2026-03-21 00:00:08 [INFO] Done: 15 documents across 6 collections

Troubleshooting

ETL produces 0 documents every run

Check the watermark. If the watermark is ahead of the actual data (e.g., due to a timezone issue), the query createdAt > watermark returns nothing. Run a backfill to reset watermarks.

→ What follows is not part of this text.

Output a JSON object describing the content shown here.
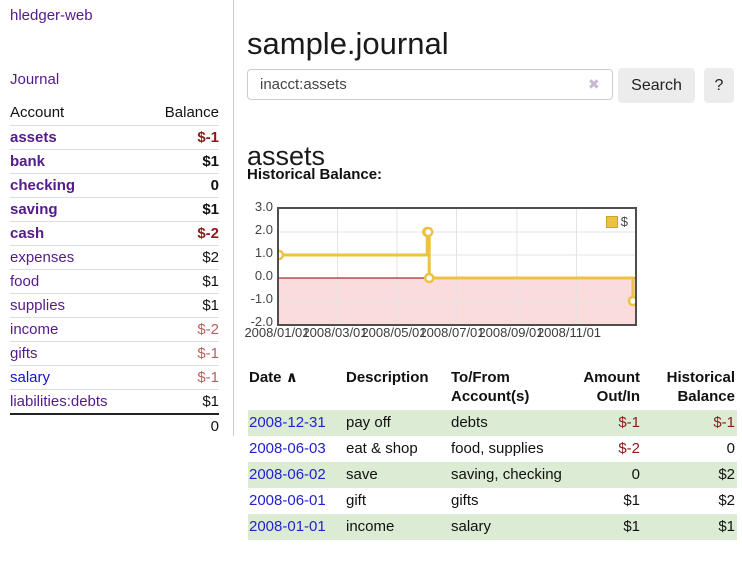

MongoDB connection timeout

Check the Atlas IP whitelist. If the VM's IP changed (rare but possible if the static IP was deallocated), the connection will fail. Verify the IP:

# On the VM
curl -s ifconfig.me

Compare with the Atlas whitelist entry (20.25.140.178). If different, update the whitelist in the MongoDB Atlas console under Network Access.

Cron not running

# Verify cron is scheduled
crontab -l

# Check if cron service is running
systemctl status cron

Data shows in raw/ but not curated/

The transform step may be failing on specific documents. Check the logs for "Skipping doc" warnings, which indicate individual document transform failures.

Stale dashboard data

  1. Check if the ETL ran recently: tail -5 ~/etl/etl.log
  2. Check if the VM is up: ssh azureuser@20.25.140.178
  3. If the VM rebooted, cron restarts automatically, but any in-flight run at reboot time is lost

VM Limitations

  • VM needs OS patches (unattended-upgrades is enabled by default on Ubuntu)
  • No automatic restart if VM reboots — cron restarts with the OS but in-flight runs are lost
  • No built-in alerting if the ETL fails — check logs manually or add monitoring
  • Single point of failure — if the VM goes down, data stops flowing

Future Migration: NAT Gateway

When the pipeline becomes mission-critical or needs SLA guarantees, the plan is to migrate to a cloud-native architecture using Azure Functions with a NAT Gateway for static IP.

Target architecture

Azure Functions (Flex Consumption or EP1)
    └── VNet Integration
         └── Subnet with NAT Gateway
              └── Static Public IP
                   └── Whitelisted in MongoDB Atlas

Cost comparison

Setup Monthly Cost
Current VM (B1s + static IP) ~$8
NAT Gateway (EP1 + NAT + IP) ~$111

Benefits of NAT Gateway over VM

  • Fully managed — no OS patches, no SSH keys to manage
  • Auto-scaling — handles load spikes without intervention
  • Built-in monitoring — Azure Functions metrics, App Insights, alerting
  • Built-in retry — timer trigger automatically retries on failure
  • No single point of failure — Azure manages availability

The migration steps are documented in the vm-etl/NETWORKING.md file in the analytics-pipeline repo.